The Case IH Magnum 380 continuously variable transmission tops out at 435 maximum-boosted engine horsepower, delivers the highest horsepower in its class and meets Environmental Protection Agency’s Tier 4 B/final standards. It includes a new CVT design for high-horsepower machines that works in conjunction with Case IH selective catalytic reduction emissions technology to maximize available power without sacrificing fuel efficiency. The company also announced the 2014 lineup includes significant horsepower upgrades in all Magnum models, because of a Case IH selective catalytic reduction-only emissions technology combined with CVT design for high-horsepower machines that maximizes available power. The new Magnum lineup includes nine models, all with available CVT and five available for the first time with CVT. For more information, see a dealer or visit www.caseih.com.
Equipment Technologies, Moorseville, Ind., announced the rollout of its 2014 line of Apache sprayers with a redesigned ergonomic cab. Combining all the modern comforts of a farmer’s shop office with the latest technology, Equipment Technologies created a cab delivering the application advantage at the fingertips of the operator. The company’s engineers took time to listen to customer needs and investigate all conceptual angles. The redesigned cab comes standard with a new ET Pilot System, a pre-installed dashboard app displayed on a 7-inch interactive color touchscreen. Swiping the screen left to right allows the operator to track transmission, fuel economy, slope readouts and track the engine torque output. The operator can see behind with a rearview camera. He can run a diagnostics report of the machine’s transmission, precision options and additional vital components.
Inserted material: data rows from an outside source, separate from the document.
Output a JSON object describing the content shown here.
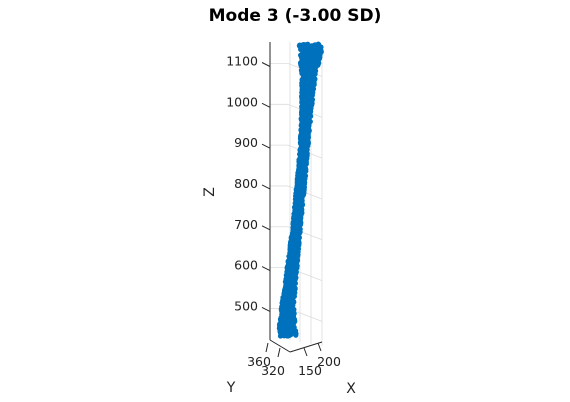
{
  "chart_data": {
    "type": "scatter",
    "title": "Mode 3 (-3.00 SD)",
    "xlabel": "X",
    "ylabel": "Y",
    "zlabel": "Z",
    "series_color": "#0072BD",
    "grid": true,
    "z_ticks": [
      "500",
      "600",
      "700",
      "800",
      "900",
      "1000",
      "1100"
    ],
    "z_tick_values": [
      500,
      600,
      700,
      800,
      900,
      1000,
      1100
    ],
    "zlim": [
      430,
      1160
    ],
    "x_ticks": [
      "150",
      "200"
    ],
    "y_ticks": [
      "320",
      "360"
    ],
    "shape_profile": [
      {
        "z": 440,
        "x": 130,
        "y": 340,
        "half_width": 9
      },
      {
        "z": 470,
        "x": 128,
        "y": 340,
        "half_width": 8
      },
      {
        "z": 520,
        "x": 130,
        "y": 340,
        "half_width": 6
      },
      {
        "z": 600,
        "x": 140,
        "y": 340,
        "half_width": 5
      },
      {
        "z": 700,
        "x": 152,
        "y": 340,
        "half_width": 4
      },
      {
        "z": 800,
        "x": 163,
        "y": 340,
        "half_width": 4
      },
      {
        "z": 900,
        "x": 173,
        "y": 340,
        "half_width": 4
      },
      {
        "z": 1000,
        "x": 180,
        "y": 340,
        "half_width": 5
      },
      {
        "z": 1080,
        "x": 185,
        "y": 340,
        "half_width": 7
      },
      {
        "z": 1130,
        "x": 190,
        "y": 340,
        "half_width": 11
      },
      {
        "z": 1155,
        "x": 190,
        "y": 340,
        "half_width": 11
      }
    ]
  }
}
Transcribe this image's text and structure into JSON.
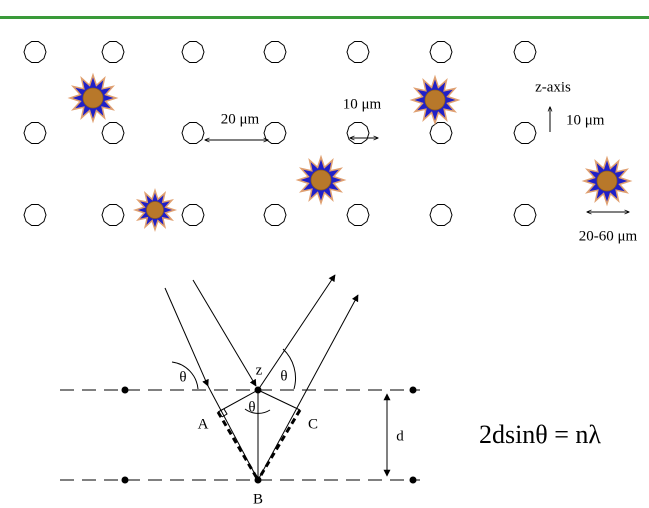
{
  "top_panel": {
    "spacing_label": "20 μm",
    "diameter_label": "10 μm",
    "axis_label": "z-axis",
    "axis_step_label": "10 μm",
    "particle_size_label": "20-60 μm"
  },
  "bottom_panel": {
    "point_labels": {
      "z": "z",
      "a": "A",
      "b": "B",
      "c": "C"
    },
    "angle_labels": [
      "θ",
      "θ",
      "θ"
    ],
    "spacing_label": "d",
    "equation": "2dsinθ = nλ"
  }
}
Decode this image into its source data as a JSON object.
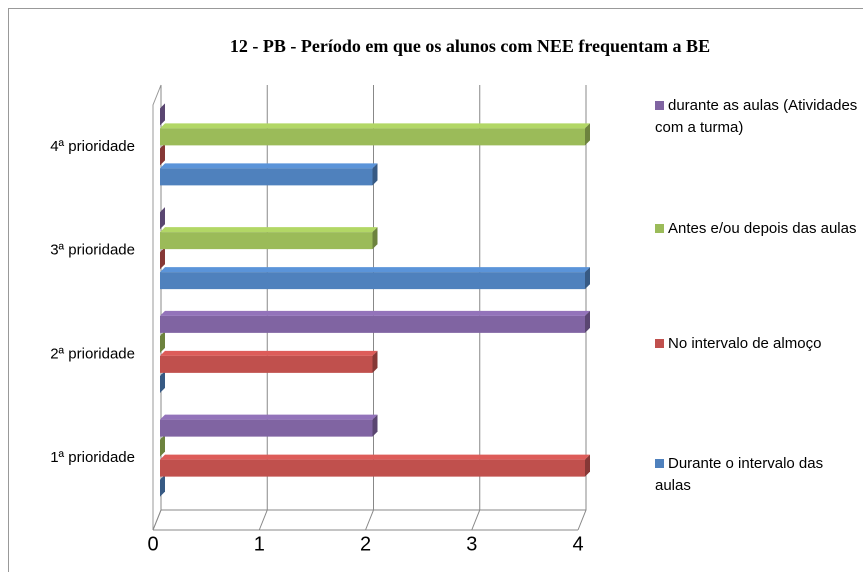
{
  "chart_data": {
    "type": "bar3d_horizontal",
    "title": "12 - PB - Período em que os alunos com NEE frequentam a BE",
    "categories": [
      "1ª prioridade",
      "2ª prioridade",
      "3ª prioridade",
      "4ª prioridade"
    ],
    "series": [
      {
        "name": "Durante o intervalo das aulas",
        "color": "#4f81bd",
        "values": [
          0,
          0,
          4,
          2
        ]
      },
      {
        "name": "No intervalo de almoço",
        "color": "#c0504d",
        "values": [
          4,
          2,
          0,
          0
        ]
      },
      {
        "name": "Antes e/ou depois das aulas",
        "color": "#9bbb59",
        "values": [
          0,
          0,
          2,
          4
        ]
      },
      {
        "name": "durante as aulas (Atividades com a turma)",
        "color": "#8064a2",
        "values": [
          2,
          4,
          0,
          0
        ]
      }
    ],
    "xlim": [
      0,
      4
    ],
    "xticks": [
      0,
      1,
      2,
      3,
      4
    ],
    "grid": true,
    "legend": "right"
  }
}
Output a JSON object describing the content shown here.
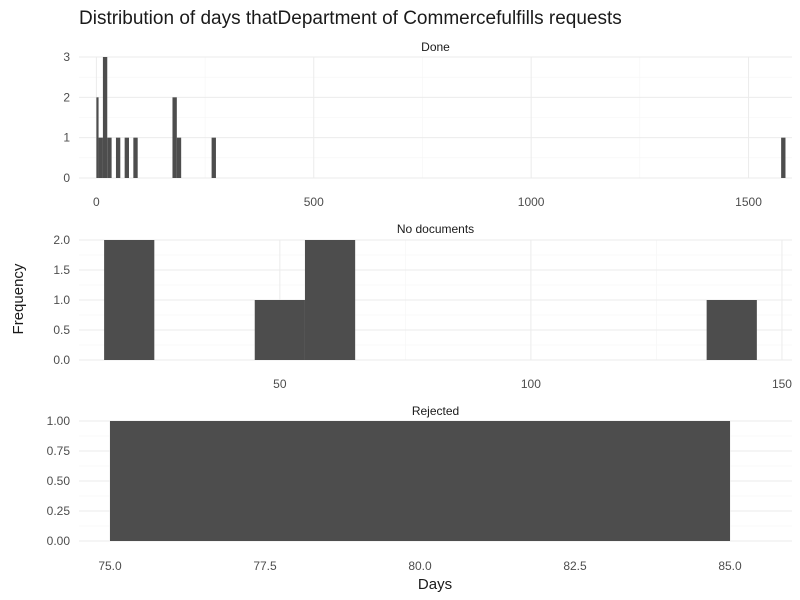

Two cruise control speeds can be applied with the push of a finger. For more information, ssee a dealer or visit www.etsprayers.com.
Parasite control can help cow-calf efficiency
In an effort to reduce treatment input costs, some producers do not have a strategic parasite control protocol. However, that choice can have a long-term negative financial impact far surpassing any short-term savings.
In fact, choosing not to deworm could potentially cost producers as much as $200 per head per grazing season. The difference in the average weaning weight of dewormed calves versus controls was 15.5 pounds.
Losses due to parasitism can be subclinical and overlooked, and severe infections can cause disease and death. Losses caused by subclinical infection can include reduced milk production and weaning weights, delayed puberty and decreased fertility in replacement heifers. It also can result in reduced pregnancy rates in mature cows and reduced feed intake.
Merial has introduced a new prescription deworming product, LONGRANGE (eprinomectin). It is the first extended-release injectable cattle dewormer and provides cattle producers season-long persistent parasite control for 100 to 150 days in a single subcutaneous dose, depending on the parasite species. Producers should consider the product as a partner in their herd management practices. Cow/calf producers who use parasite treatments on their herds can expect benefits such as increased weaning weights, boosted reproductive performance, reduced pasture parasite loads and decreased parasite infections in calves as a result of less pasture contamination by cows.
It takes about 100 days of continuous parasite control to break the parasite life cycle and begin to reduce the parasite burden on the pasture. The parasite protection LONGRANGE provides lasts long enough to break the parasite life cycle and therefore reduce parasite burdens on the pasture. For more information, contact a sales representative or visit www.theLONGRANGElook.com.
Company adds wireless farm networking
Farmers, ranchers and other rural dwellers have another outdoor WiFi coverage than previous generations of wireless access equipment. Ayrstone Productivity, North Oaks, Minn., announced the release of its latest outdoor WiFi technology product called the Ayrstone AyrMesh Hub2n.
The latest Ayrstone technology introduces the concept of the “transparent mesh,” where all WiFi-enabled devices on an AyrMesh network appear as if they are connected directly to a router even those up to 7.5 miles away. WiFi devices may include remote cameras, switches, gauges, weather stations, and signals from tractors, combines and sprayers.
Long-range wireless networks enable farmers to quickly make use of monitoring and controlling equipment to streamline operations.